Core facts and technical details

The most concrete technical claims repeated across the discussion:

Two models

V4 Pro: 1.6T total parameters / 49B active

V4 Flash: 284B total / 13B active

Reported by @ArtificialAnlys, @teortaxesTex, @baseten, @NVIDIAAI

Context

1M tokens, up from 128K in V3.2 per @ArtificialAnlys

Multiple posters frame this as the headline achievement: “solid ultra-long context” @teortaxesTex

Training scale

32T–33T tokens cited repeatedly

@nrehiew_ notes 32T tokens over 1.6T parameters, i.e. roughly 20 tokens/parameter

@teortaxesTex cites 33T

@nrehiew_ estimates pretraining compute at ~1e25 FLOPs

Reasoning / modes

DeepSeek exposes three reasoning modes per @Togethercompute

Hybrid “thinking/non-thinking” positioning noted by @ArtificialAnlys

Long-context architecture

Several threads summarize a new hybrid attention system:

shared KV vectors

compressed KV streams

sparse attention over compressed tokens

local/sliding-window attention for nearby context

@ZhihuFrontier gives the most compact public summary:

2× KV reduction via shared key-value vectors

c4a ≈ 4× compression

c128a ≈ 128× compression

top-k sparse attention on compressed tokens

128-token sliding window

1M context KV cache = 9.62 GiB/sequence (bf16)

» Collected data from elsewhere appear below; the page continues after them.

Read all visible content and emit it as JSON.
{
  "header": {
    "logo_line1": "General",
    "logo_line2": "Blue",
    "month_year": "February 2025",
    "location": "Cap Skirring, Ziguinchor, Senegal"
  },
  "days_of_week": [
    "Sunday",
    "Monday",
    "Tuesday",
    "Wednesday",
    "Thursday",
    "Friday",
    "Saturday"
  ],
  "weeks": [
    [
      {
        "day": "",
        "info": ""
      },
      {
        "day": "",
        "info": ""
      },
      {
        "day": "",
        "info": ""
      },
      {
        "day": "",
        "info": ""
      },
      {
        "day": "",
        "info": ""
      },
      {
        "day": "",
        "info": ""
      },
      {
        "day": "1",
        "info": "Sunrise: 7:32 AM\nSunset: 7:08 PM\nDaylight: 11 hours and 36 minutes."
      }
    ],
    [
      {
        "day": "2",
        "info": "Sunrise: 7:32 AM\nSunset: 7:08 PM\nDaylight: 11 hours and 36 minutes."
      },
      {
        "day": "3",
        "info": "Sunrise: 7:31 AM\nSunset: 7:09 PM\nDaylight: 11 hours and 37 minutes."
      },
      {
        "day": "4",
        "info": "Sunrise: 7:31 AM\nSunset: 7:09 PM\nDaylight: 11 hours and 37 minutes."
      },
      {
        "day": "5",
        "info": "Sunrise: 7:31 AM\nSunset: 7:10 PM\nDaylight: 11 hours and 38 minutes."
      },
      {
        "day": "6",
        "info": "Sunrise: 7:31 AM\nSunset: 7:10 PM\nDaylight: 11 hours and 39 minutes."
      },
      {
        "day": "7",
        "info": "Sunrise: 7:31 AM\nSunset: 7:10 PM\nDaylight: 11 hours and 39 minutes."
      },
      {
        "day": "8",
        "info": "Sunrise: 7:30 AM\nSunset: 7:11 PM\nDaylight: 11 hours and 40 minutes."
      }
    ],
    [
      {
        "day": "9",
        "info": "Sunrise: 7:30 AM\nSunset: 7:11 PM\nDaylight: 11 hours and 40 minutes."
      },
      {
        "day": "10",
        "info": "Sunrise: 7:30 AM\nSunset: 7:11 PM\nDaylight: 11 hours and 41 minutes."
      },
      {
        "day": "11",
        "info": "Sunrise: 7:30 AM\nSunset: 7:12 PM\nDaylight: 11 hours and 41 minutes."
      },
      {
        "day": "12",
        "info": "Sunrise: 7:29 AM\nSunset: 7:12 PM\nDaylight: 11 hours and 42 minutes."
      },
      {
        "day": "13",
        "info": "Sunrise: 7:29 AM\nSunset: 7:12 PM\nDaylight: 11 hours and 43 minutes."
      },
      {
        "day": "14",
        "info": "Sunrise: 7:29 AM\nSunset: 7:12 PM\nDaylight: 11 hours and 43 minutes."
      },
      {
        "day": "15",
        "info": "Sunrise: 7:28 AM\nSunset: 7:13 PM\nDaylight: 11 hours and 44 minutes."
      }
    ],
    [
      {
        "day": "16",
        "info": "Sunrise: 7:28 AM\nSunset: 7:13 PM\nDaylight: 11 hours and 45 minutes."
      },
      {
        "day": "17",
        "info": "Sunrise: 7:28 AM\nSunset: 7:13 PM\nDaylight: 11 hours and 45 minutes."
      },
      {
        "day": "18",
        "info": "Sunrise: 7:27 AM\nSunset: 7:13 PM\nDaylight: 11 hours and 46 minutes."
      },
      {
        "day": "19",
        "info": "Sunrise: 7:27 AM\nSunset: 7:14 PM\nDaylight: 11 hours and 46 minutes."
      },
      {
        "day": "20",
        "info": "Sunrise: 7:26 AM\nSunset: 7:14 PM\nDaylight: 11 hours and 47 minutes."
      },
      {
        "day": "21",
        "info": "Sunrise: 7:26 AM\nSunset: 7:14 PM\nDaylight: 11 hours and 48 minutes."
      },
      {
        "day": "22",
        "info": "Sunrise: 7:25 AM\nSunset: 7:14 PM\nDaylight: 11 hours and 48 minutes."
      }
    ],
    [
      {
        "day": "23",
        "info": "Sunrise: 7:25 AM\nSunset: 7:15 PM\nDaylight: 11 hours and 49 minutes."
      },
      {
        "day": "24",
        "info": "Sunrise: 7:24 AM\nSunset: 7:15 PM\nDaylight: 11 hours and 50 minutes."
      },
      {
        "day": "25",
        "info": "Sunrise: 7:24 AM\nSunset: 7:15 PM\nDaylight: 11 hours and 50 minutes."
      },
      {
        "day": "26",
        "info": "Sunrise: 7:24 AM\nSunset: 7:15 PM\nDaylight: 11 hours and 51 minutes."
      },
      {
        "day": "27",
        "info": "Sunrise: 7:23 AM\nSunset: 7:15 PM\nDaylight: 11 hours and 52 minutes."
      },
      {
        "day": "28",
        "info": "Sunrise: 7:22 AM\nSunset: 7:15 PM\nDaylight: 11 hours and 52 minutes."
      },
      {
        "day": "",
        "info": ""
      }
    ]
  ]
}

8.7× smaller than DeepSeek V3.2’s 83.9 GiB

FP4 index cache + FP8 attention cache gives another ~2× reduction

@ben_burtenshaw condenses this to “10× smaller KV cache”

@TheZachMueller and @TheZachMueller describe CSA + HCA layer patterns, with alternating layers and V4 Flash using sliding-window layers instead of HCA in some places

Quantization / checkpoint format

@LambdaAPI: checkpoint is mixed FP4 + FP8

MoE expert weights in FP4

attention / norm / router in FP8

claim: the full model fits on a single 8×B200 node

Inference hardware / serving

@NVIDIAAI: on Blackwell Ultra, V4 Pro can deliver 150+ TPS/user interactivity for agentic workflows

@NVIDIAAI: published day-0 V4 Pro performance pareto using vLLM

@SemiAnalysis_: day-0 support and benchmarking across H200, MI355, B200, B300, GB200/300

@Prince_Canuma: DeepSeek4-Flash on 256GB Mac

@Prince_Canuma: MLX quants published

@simonw asks about smaller-RAM Mac viability, implying community interest but incomplete support story

@QuixiAI reminds users that many local stacks still lack tensor parallel, relevant because V4-class models strongly stress inference infra

License / availability / pricing

MIT license per @ArtificialAnlys

first-party API plus rapid third-party availability via @Togethercompute, @baseten, @NousResearch, @Teknium

V4 Pro pricing: $1.74 / $3.48 per 1M input/output tokens

V4 Flash pricing: $0.14 / $0.28

cache-hit pricing also given by @ArtificialAnlys

@scaling01 views the pricing as a glimpse of future “Mythos-level” cheap coding models

Reuters-via-posted quote from @scaling01: DeepSeek said Pro pricing could fall sharply once Huawei Ascend 950 supernodes are deployed at scale in H2

Independent evaluations and where V4 lands

The most useful independent benchmark synthesis came from @ArtificialAnlys:

V4 Pro Max: 52 on Artificial Analysis Intelligence Index

up 10 points from V3.2 at 42

becomes #2 open weights reasoning model, behind Kimi K2.6 (54)

V4 Flash Max: 47

positioned around strong mid/high open models, “Claude Sonnet 4.6 max level intelligence”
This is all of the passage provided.